The Contract for the Web sets out principles for governments, companies and citizens to “protect the open web as a public good and a basic right for everyone.” Governments and companies pledge to maintain connectivity and respect citizens’ privacy and personal data on the Internet, while citizens commit to being creators and collaborators and building strong communities where people “feel safe and welcome online.”
A first draft of the principles was published in July this year; the full version is set to publish in a month’s time, according to Berners-Lee’s announcement.
Decentralizing data
Berners-Lee isn’t limiting himself to proclamations; since 2015, he’s been working on an open-source decentralized web platform called Solid, which has the lofty mission “to reshape the web as we know it.” The Solid model sees users storing their personal data in a “personal online data store” (POD) on a Solid server, providing permissioned access to companies and services, with the aim of “[restoring] rightful ownership of data back to every web user.”
Together with cybersecurity entrepreneur John Bruce, Berners-Lee has founded Inrupt, a start-up to foster development on the Solid platform, initially by hosting PODs.
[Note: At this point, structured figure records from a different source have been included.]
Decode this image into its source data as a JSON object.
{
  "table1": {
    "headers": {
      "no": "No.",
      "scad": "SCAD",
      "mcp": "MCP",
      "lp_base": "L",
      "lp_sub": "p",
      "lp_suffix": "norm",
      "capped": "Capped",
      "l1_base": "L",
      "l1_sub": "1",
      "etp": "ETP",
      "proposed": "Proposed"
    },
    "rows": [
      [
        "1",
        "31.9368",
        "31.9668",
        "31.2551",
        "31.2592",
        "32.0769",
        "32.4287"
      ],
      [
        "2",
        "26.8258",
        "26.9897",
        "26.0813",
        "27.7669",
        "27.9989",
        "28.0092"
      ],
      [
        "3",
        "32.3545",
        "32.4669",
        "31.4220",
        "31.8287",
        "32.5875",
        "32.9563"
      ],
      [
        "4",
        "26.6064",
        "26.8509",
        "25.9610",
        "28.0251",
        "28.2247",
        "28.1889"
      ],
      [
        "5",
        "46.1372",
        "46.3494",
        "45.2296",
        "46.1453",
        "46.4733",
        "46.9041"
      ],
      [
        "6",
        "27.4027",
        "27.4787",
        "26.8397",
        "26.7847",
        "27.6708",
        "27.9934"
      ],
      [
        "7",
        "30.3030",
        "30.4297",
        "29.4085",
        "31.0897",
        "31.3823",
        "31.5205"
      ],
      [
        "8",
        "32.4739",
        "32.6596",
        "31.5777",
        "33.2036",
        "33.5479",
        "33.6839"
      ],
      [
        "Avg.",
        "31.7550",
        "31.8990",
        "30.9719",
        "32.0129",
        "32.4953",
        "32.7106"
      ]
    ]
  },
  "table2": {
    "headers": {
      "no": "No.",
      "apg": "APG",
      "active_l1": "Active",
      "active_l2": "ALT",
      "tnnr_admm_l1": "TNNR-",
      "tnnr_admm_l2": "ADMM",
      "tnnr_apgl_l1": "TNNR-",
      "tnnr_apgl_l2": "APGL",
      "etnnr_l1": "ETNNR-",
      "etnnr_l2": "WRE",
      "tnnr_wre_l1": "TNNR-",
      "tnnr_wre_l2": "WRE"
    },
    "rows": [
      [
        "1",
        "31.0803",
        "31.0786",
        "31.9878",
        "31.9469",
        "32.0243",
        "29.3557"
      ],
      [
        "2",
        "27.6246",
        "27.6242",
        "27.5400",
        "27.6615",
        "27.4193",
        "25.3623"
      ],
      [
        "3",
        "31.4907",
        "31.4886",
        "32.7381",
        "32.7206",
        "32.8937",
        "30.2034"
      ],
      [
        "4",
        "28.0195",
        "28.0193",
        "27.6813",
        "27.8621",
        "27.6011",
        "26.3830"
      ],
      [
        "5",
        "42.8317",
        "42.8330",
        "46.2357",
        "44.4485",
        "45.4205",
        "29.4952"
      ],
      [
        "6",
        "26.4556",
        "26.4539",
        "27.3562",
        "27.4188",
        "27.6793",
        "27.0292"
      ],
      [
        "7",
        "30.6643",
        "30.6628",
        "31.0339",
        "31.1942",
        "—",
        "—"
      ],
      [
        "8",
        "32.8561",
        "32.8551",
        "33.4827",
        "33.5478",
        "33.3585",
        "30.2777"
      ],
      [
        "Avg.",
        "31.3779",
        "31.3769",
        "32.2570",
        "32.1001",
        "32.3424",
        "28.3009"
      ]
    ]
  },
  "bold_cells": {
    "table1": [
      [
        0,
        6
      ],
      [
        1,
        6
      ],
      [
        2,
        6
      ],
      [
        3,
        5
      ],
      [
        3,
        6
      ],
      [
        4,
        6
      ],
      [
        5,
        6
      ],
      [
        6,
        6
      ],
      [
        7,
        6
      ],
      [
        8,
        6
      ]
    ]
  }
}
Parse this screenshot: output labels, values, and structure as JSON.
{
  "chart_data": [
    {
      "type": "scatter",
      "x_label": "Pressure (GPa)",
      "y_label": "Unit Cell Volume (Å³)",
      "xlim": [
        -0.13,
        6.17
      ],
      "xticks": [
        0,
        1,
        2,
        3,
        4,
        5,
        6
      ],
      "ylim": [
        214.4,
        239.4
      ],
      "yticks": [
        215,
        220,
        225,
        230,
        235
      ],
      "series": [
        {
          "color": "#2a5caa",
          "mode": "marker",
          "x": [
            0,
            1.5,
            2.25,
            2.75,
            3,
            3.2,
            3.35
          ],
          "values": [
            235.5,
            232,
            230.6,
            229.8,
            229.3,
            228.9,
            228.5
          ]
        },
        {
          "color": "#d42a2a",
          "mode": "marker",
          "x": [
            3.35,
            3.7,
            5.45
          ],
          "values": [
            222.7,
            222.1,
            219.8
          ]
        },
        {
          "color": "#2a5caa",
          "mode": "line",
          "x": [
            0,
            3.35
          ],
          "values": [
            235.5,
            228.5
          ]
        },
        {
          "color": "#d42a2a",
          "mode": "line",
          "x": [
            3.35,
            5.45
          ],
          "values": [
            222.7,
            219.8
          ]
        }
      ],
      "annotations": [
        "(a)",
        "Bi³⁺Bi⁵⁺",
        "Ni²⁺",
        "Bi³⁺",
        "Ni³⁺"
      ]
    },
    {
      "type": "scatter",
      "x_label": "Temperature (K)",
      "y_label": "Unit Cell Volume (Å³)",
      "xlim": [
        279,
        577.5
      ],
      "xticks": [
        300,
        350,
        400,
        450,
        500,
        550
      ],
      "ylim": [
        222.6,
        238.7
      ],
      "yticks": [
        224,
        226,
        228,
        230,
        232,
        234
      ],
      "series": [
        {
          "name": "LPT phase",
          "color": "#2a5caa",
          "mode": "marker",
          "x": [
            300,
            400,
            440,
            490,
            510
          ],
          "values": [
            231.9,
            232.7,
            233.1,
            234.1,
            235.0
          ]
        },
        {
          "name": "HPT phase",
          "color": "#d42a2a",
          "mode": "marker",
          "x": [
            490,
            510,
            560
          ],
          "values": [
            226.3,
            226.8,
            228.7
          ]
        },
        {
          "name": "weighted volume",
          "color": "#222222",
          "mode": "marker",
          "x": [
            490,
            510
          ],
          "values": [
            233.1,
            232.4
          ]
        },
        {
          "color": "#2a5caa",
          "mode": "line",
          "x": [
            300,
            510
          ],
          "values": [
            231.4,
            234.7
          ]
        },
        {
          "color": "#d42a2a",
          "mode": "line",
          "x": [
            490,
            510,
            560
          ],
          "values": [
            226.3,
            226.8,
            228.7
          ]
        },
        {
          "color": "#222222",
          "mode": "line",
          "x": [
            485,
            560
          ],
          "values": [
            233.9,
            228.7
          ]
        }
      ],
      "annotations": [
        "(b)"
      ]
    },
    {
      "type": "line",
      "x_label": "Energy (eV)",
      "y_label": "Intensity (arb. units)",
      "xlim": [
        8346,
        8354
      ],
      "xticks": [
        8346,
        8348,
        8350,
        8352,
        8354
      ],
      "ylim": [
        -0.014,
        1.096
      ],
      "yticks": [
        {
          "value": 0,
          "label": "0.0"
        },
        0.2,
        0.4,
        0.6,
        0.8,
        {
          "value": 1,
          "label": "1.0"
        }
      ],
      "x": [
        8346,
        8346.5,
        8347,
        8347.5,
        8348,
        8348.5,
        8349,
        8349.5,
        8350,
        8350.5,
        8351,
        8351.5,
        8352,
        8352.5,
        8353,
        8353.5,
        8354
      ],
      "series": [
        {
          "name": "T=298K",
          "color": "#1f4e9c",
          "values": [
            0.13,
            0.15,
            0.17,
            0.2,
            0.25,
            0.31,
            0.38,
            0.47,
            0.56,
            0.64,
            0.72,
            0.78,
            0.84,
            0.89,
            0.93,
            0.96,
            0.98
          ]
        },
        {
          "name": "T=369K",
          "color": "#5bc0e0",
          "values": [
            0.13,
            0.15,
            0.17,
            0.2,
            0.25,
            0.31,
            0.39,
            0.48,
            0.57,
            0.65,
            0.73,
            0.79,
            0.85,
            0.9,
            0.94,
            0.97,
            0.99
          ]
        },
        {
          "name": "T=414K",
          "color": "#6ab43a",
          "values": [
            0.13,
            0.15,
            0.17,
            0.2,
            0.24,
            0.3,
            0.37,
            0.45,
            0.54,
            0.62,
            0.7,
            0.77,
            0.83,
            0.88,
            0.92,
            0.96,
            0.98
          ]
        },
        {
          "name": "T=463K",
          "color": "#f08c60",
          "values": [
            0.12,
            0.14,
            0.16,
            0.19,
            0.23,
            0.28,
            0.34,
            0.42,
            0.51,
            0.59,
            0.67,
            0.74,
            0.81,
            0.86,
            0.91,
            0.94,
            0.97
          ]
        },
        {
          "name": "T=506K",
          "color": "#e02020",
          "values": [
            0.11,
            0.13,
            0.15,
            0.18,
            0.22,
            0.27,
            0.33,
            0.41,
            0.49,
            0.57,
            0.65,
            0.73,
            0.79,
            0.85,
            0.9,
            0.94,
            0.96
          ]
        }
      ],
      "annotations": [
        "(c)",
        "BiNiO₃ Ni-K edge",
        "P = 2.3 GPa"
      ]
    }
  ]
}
Ultimately, the aim is to circumvent the data silos held by the likes of Google and Facebook in favor of PODs, with apps afforded different levels of permissioned access to personal data. This, Inrupt claims, would enable apps to “talk to each other” using “universal data.”
LO and behold
That first message sent by researchers over ARPANET turned out to be unintentionally portentous; halfway through an attempt to transmit the command “LOGIN” from a workstation in UCLA’s Boelter Hall to a terminal in Stanford Research Institute, the system crashed, with only the first two letters—”LO”—being sent.
“It was inadvertent, but it turned out to be prophetic and powerful that the first message we delivered was ‘LO,’ as in ‘lo and behold,’” said UCLA computer science professor Leonard Kleinrock, whose team (eventually) managed to send the message.
Tim Berners-Lee’s plan to create a new Contract for the Web—and a new decentralized infrastructure for it—is certainly bold. But with powerful entrenched interests opposing it, it may yet be similarly cut short.